Wednesday, April 18, 2012

Incest in the Bible: like finding hay in a haystack

I've run some of these "bad" passages past proselytizers in the past; they told me that these passages are in the Old Testament, and therefore that the New Testament kind of cancelled them out. Ok, but we're still supposed to revere the Old Testament prophets, and when God told us what to do in the Old Testament, was he really intending to give a mae culpa 1000 years later? And even if He did, He repeatedly describes Lot as "righteous" in the New Testament ... even though Lot fornicated his daughters, getting them both pregnant. It praises him for resisting the "filthy" ways of the Sodomites, but says nothing critical of his own recreational activities. And there are plenty of other instances of incest among the prophets.
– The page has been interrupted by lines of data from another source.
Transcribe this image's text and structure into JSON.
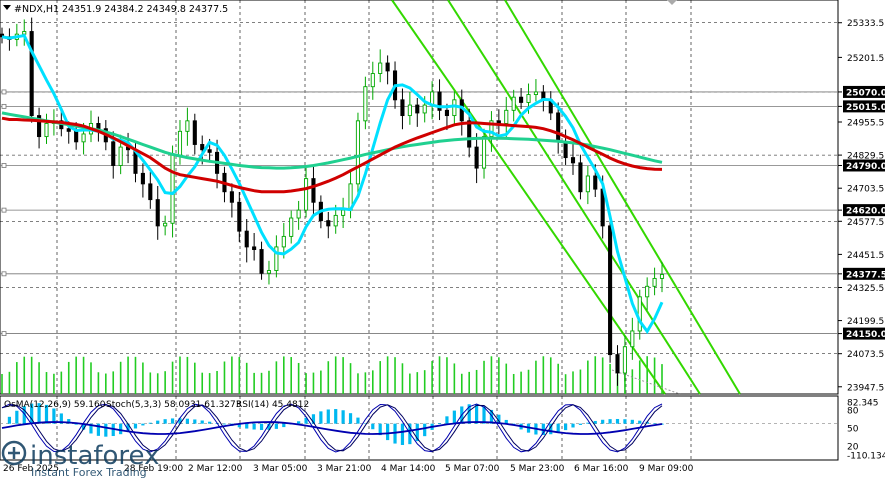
{
  "header": {
    "symbol": "#NDX,H1",
    "ohlc": "24351.9 24384.2 24349.8 24377.5"
  },
  "indicator_header": {
    "osma": "OsMA(12,26,9) 59.160",
    "stoch": "Stoch(5,3,3) 58.0931 61.3273",
    "rsi": "RSI(14) 45.4812"
  },
  "watermark": {
    "name": "instaforex",
    "tagline": "Instant Forex Trading"
  },
  "colors": {
    "bull": "#00a800",
    "bear": "#000000",
    "ma_fast": "#00e0ff",
    "ma_mid": "#20d090",
    "ma_slow": "#d00000",
    "channel": "#33d800",
    "price_box": "#000000",
    "osma_bars": "#00b8f0",
    "volume": "#22cc22",
    "stoch_main": "#0000b0",
    "stoch_signal": "#000060",
    "rsi": "#7000a0"
  },
  "chart_data": {
    "type": "line",
    "title": "#NDX,H1",
    "y_ticks": [
      25333.5,
      25201.5,
      25070.0,
      25015.0,
      24955.5,
      24829.5,
      24790.0,
      24703.5,
      24620.0,
      24577.5,
      24451.5,
      24377.5,
      24325.5,
      24199.5,
      24150.0,
      24073.5,
      23947.5
    ],
    "ylim": [
      23920,
      25420
    ],
    "x_labels": [
      "26 Feb 2025",
      "28 Feb 19:00",
      "2 Mar 12:00",
      "3 Mar 05:00",
      "3 Mar 21:00",
      "4 Mar 14:00",
      "5 Mar 07:00",
      "5 Mar 23:00",
      "6 Mar 16:00",
      "9 Mar 09:00"
    ],
    "levels": [
      25070.0,
      25015.0,
      24790.0,
      24620.0,
      24377.5,
      24150.0
    ],
    "series": [
      {
        "values": [
          25280,
          25270,
          25290,
          25300,
          24980,
          24900,
          24950,
          24960,
          24930,
          24920,
          24880,
          24910,
          24950,
          24930,
          24880,
          24790,
          24860,
          24850,
          24760,
          24720,
          24660,
          24560,
          24570,
          24830,
          24920,
          24960,
          24870,
          24850,
          24840,
          24760,
          24690,
          24650,
          24540,
          24480,
          24470,
          24380,
          24390,
          24480,
          24520,
          24590,
          24620,
          24740,
          24650,
          24580,
          24560,
          24600,
          24620,
          24720,
          24960,
          25090,
          25140,
          25180,
          25150,
          25040,
          24980,
          25020,
          24990,
          25020,
          25070,
          25000,
          24980,
          25040,
          24960,
          24860,
          24780,
          24900,
          24960,
          24950,
          25000,
          25050,
          25030,
          25060,
          25070,
          25040,
          24990,
          24880,
          24820,
          24800,
          24690,
          24750,
          24700,
          24560,
          24070,
          24000,
          24100,
          24160,
          24290,
          24330,
          24360,
          24375
        ]
      },
      {
        "values": [
          24970,
          24965,
          24965,
          24963,
          24962,
          24960,
          24958,
          24956,
          24954,
          24950,
          24946,
          24940,
          24930,
          24920,
          24908,
          24895,
          24880,
          24865,
          24850,
          24835,
          24820,
          24800,
          24780,
          24765,
          24755,
          24750,
          24745,
          24740,
          24735,
          24730,
          24722,
          24714,
          24706,
          24700,
          24694,
          24690,
          24690,
          24690,
          24690,
          24693,
          24697,
          24702,
          24710,
          24720,
          24730,
          24742,
          24755,
          24770,
          24785,
          24800,
          24815,
          24830,
          24845,
          24860,
          24872,
          24884,
          24895,
          24905,
          24915,
          24925,
          24935,
          24945,
          24950,
          24952,
          24952,
          24950,
          24948,
          24946,
          24944,
          24942,
          24940,
          24938,
          24935,
          24930,
          24922,
          24912,
          24900,
          24888,
          24874,
          24860,
          24846,
          24832,
          24818,
          24806,
          24796,
          24788,
          24782,
          24778,
          24776,
          24775
        ]
      },
      {
        "values": [
          24990,
          24985,
          24980,
          24975,
          24970,
          24965,
          24960,
          24955,
          24950,
          24945,
          24940,
          24935,
          24930,
          24925,
          24918,
          24910,
          24900,
          24890,
          24880,
          24870,
          24860,
          24850,
          24840,
          24832,
          24826,
          24820,
          24815,
          24810,
          24806,
          24802,
          24798,
          24794,
          24790,
          24787,
          24784,
          24782,
          24781,
          24780,
          24780,
          24781,
          24783,
          24786,
          24790,
          24795,
          24800,
          24806,
          24812,
          24818,
          24825,
          24832,
          24838,
          24844,
          24850,
          24856,
          24861,
          24866,
          24870,
          24874,
          24878,
          24882,
          24885,
          24888,
          24890,
          24892,
          24893,
          24894,
          24894,
          24894,
          24893,
          24892,
          24891,
          24890,
          24888,
          24886,
          24884,
          24882,
          24879,
          24876,
          24872,
          24868,
          24862,
          24856,
          24850,
          24843,
          24836,
          24829,
          24822,
          24815,
          24808,
          24802
        ]
      }
    ],
    "osma": {
      "name": "OsMA(12,26,9)",
      "last": 59.16,
      "ylim": [
        -110.134,
        82.345
      ],
      "ticks": [
        82.345,
        80,
        50,
        20,
        -110.134
      ]
    },
    "stoch": {
      "name": "Stoch(5,3,3)",
      "main": 58.0931,
      "signal": 61.3273
    },
    "rsi": {
      "name": "RSI(14)",
      "value": 45.4812
    }
  }
}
Consider, for instance, Nahor and Milcah, Abraham and Sarah, Isaac and Rebekah, Esau and Mahalah, Reuben and Bilhah (sort of), Jacob and Tamar, Amram and Jochebed. And, let's consider that Darwin did NOT consider incest necessary for any stage of procreation. But according to the Bible, how do you think the first generation of Adam and Eve's children was created? You got it. That's exactly what the Bible says. Also, their children were all male. Granted, it's possible that these incestuous relationships aren't supposed to be viewed favorable. When God decided the world didn't turn out the way He would have wanted it, He created a giant flood that killed everything except for selected males and females from some of the large animals that would have existed in the Middle East that time, in addition to Noah, his wife, their sons and their sons' wives. So after the flood, prophets only engaged in incest between siblings, not between parents and children.